Y a des maringouins ce matin, tout de jaune vêtus !

Sur les 22 inscrits, seulement deux riders ne se présentent pas à la feuille de pointage. Il s'agit de Jo, notre président, qui a mal dormi car ayant trop bouffé de pâtes la veille. Et l'ami Jocelyn, victime d'un bobo physique, qui a du renoncer pour aujourd'hui, ce n'est que partie remise.

Encore des attardés, dépêchez-vous Gilles et Régis, dit Gaby !

Tout le monde est enfin prêt, nous pouvons prendre la photo de groupe. Ça fait plaisir de voir tous ces sourires radieux. Partir au sec est déjà une victoire pour nos randonneurs motivés. 

Ave CVRQ !!! les Randonneurs qui vont s'en prendre plein la gueule vous saluent !

5h08, je déclenche mon Garmin. C'est parti pour 400 bornes de pur plaisir !



Étape 1, de Vaudreuil-Dorion à Alexandria, 81 km


Départ d'un gros groupe de quinze unités. Carl la Fléchette, nous dépasse en prenant une vidéo visible sur son compte Strava, cool ! Bye bye, l'éclaireur du club.

Quatre retardataires s'élancent quelques minutes plus tard, ce sont Jean, Martin D, Gilles et Régis, le frenchy de Toronto. 

La route pour débuter est agréable.

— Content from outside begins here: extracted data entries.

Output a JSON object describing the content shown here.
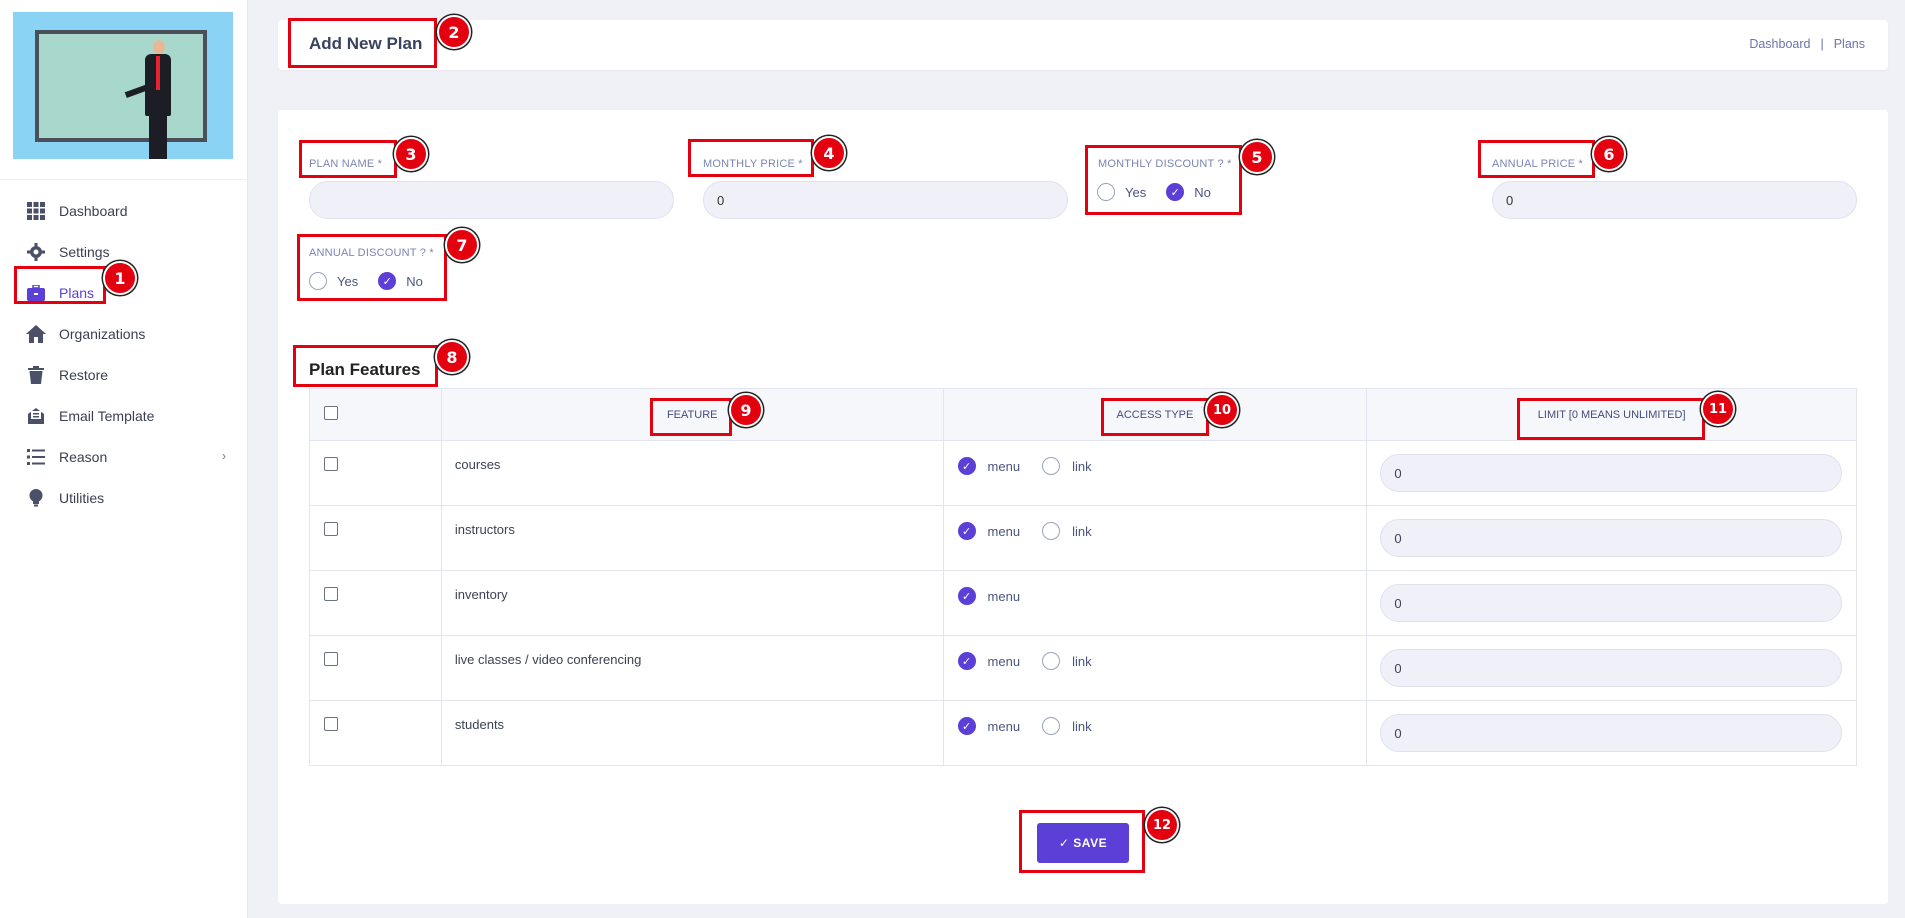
{
  "sidebar": {
    "items": [
      {
        "label": "Dashboard",
        "icon": "grid-icon"
      },
      {
        "label": "Settings",
        "icon": "gear-icon"
      },
      {
        "label": "Plans",
        "icon": "briefcase-icon",
        "active": true
      },
      {
        "label": "Organizations",
        "icon": "home-icon"
      },
      {
        "label": "Restore",
        "icon": "trash-icon"
      },
      {
        "label": "Email Template",
        "icon": "mail-icon"
      },
      {
        "label": "Reason",
        "icon": "list-icon",
        "chevron": true
      },
      {
        "label": "Utilities",
        "icon": "bulb-icon"
      }
    ]
  },
  "header": {
    "title": "Add New Plan",
    "breadcrumb": [
      "Dashboard",
      "|",
      "Plans"
    ]
  },
  "form": {
    "plan_name": {
      "label": "PLAN NAME *",
      "value": ""
    },
    "monthly_price": {
      "label": "MONTHLY PRICE *",
      "value": "0"
    },
    "monthly_discount": {
      "label": "MONTHLY DISCOUNT ? *",
      "yes": "Yes",
      "no": "No",
      "selected": "No"
    },
    "annual_price": {
      "label": "ANNUAL PRICE *",
      "value": "0"
    },
    "annual_discount": {
      "label": "ANNUAL DISCOUNT ? *",
      "yes": "Yes",
      "no": "No",
      "selected": "No"
    }
  },
  "features": {
    "title": "Plan Features",
    "headers": {
      "feature": "FEATURE",
      "access": "ACCESS TYPE",
      "limit": "LIMIT [0 MEANS UNLIMITED]"
    },
    "access_labels": {
      "menu": "menu",
      "link": "link"
    },
    "rows": [
      {
        "name": "courses",
        "access": "menu",
        "has_link": true,
        "limit": "0"
      },
      {
        "name": "instructors",
        "access": "menu",
        "has_link": true,
        "limit": "0"
      },
      {
        "name": "inventory",
        "access": "menu",
        "has_link": false,
        "limit": "0"
      },
      {
        "name": "live classes / video conferencing",
        "access": "menu",
        "has_link": true,
        "limit": "0"
      },
      {
        "name": "students",
        "access": "menu",
        "has_link": true,
        "limit": "0"
      }
    ]
  },
  "actions": {
    "save_label": "✓ SAVE"
  },
  "annotations": [
    "1",
    "2",
    "3",
    "4",
    "5",
    "6",
    "7",
    "8",
    "9",
    "10",
    "11",
    "12"
  ],
  "colors": {
    "accent": "#5b3fd6",
    "annotation": "#e3000f"
  }
}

Nous sommes déjà dans la nature à la différence d'un départ urbain ou on doit s'extraire de la banlieue pendant quelques kilomètres. La nature s'éveille en même temps que nous, peu de vent, ça papote dans la joie et la bonne humeur.  

Départ direct dans la campagne, génial !

Nous filons vers le St Laurent plein sud, que nous rejoignons au km 10. Puis Chemin du Fleuve direction ouest, on bifurque à droite plein nord au km 23. Faut bien regarder son GPS sinon gare aux erreurs.

On longe le fleuve sur le chemin du fleuve, étonnant !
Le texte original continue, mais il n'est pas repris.